The newly developed gel, tested in animal models, addresses what scientists identify as a primary driver of chronic wounds: insufficient oxygen in the deepest layers of damaged tissue. Without adequate oxygen, wounds remain trapped in prolonged inflammation, creating conditions where bacteria thrive and tissue breaks down instead of repairing itself.
“Chronic wounds don’t heal by themselves,” said Iman Noshadi, associate professor of bioengineering at UC Riverside and lead author of the study. He explained that healing involves four stages—inflammation, vascularisation (formation of new blood vessels), remodelling, and regeneration—and that a steady oxygen supply is critical at every phase.
When oxygen from the air or bloodstream fails to reach deep tissue, hypoxia occurs, disrupting the natural healing process. The team’s oxygen-delivery strategy is detailed in a study published in Nature Communications Materials.
The soft, flexible gel contains water and a choline-based liquid that is antibacterial, non-toxic, and biocompatible. When connected to a small battery similar to those used in hearing aids, the gel functions as a miniature electrochemical system, splitting water molecules to produce a slow and continuous flow of oxygen.

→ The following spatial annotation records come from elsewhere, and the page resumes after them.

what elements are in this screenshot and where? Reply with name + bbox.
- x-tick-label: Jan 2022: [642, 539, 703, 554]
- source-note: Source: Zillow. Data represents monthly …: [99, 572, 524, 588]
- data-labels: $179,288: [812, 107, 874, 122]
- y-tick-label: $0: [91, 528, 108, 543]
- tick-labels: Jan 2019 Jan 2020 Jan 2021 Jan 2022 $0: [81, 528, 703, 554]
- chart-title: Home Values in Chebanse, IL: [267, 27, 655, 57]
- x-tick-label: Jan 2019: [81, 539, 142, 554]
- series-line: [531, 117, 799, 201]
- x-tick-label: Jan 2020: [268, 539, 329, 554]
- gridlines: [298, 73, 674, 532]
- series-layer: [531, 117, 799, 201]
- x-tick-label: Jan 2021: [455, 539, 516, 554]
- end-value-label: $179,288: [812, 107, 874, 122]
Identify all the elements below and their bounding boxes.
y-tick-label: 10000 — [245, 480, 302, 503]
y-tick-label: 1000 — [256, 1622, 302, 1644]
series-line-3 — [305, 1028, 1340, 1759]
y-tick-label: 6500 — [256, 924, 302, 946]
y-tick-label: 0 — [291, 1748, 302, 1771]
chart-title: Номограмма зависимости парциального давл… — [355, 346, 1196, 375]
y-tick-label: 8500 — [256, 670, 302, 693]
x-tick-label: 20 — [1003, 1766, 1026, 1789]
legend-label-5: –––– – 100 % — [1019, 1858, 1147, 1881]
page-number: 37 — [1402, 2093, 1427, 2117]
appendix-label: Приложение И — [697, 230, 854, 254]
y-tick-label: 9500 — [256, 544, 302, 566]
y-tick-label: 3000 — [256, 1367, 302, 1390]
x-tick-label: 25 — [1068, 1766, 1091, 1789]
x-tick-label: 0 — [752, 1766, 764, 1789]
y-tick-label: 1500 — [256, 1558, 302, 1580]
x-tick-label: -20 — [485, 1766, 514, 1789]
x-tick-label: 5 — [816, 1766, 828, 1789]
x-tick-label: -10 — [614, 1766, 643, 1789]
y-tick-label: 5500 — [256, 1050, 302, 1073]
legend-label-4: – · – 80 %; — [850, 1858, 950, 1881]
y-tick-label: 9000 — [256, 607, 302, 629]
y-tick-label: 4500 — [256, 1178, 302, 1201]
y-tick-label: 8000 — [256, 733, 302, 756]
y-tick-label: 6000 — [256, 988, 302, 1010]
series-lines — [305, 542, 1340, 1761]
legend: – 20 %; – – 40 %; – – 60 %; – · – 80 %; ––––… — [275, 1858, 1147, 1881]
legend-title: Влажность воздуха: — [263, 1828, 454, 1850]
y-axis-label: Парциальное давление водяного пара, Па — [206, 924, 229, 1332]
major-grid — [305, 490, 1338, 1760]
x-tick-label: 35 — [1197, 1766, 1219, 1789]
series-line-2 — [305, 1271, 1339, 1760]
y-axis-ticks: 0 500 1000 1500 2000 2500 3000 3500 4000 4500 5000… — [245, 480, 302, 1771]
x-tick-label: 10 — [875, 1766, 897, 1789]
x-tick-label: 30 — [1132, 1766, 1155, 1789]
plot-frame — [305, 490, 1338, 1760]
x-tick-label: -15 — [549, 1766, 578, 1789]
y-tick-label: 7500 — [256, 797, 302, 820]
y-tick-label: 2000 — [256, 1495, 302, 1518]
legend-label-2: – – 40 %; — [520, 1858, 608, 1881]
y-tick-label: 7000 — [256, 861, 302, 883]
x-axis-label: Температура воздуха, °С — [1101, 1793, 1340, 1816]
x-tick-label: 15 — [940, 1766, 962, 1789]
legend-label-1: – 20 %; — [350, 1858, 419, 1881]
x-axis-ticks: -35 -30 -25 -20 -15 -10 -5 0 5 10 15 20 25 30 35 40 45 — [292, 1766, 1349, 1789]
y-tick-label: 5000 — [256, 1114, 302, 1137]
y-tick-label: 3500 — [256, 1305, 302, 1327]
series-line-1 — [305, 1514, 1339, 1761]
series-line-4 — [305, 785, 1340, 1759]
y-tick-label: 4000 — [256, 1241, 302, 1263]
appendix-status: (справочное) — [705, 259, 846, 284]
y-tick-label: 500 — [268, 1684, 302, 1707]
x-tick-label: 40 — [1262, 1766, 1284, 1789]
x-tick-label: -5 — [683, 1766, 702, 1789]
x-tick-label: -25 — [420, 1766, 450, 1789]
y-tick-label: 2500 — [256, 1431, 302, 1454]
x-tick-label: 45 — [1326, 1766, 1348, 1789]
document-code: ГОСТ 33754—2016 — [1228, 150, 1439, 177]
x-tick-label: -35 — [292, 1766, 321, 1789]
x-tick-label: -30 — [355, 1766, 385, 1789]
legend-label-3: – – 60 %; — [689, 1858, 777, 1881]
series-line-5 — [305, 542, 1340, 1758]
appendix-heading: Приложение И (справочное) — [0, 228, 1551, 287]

Unlike conventional treatments that supply oxygen only at the surface, this gel adapts to the wound’s unique shape, penetrating crevices where oxygen deprivation and infection risk are greatest. Before solidifying, it precisely conforms to the contours of the injured tissue.
Crucially, the oxygen release is sustained rather than intermittent. Since vascularisation can take weeks, short bursts of oxygen are insufficient. The system can maintain therapeutic oxygen levels for up to a month, helping convert a nonhealing wound into one that progresses like a typical injury.
In experiments involving diabetic and older mice—whose wounds closely resemble chronic wounds in ageing humans—untreated injuries failed to close and often proved fatal. With the oxygen-generating patch applied and replaced weekly, wounds healed in approximately 23 days, significantly improving survival outcomes.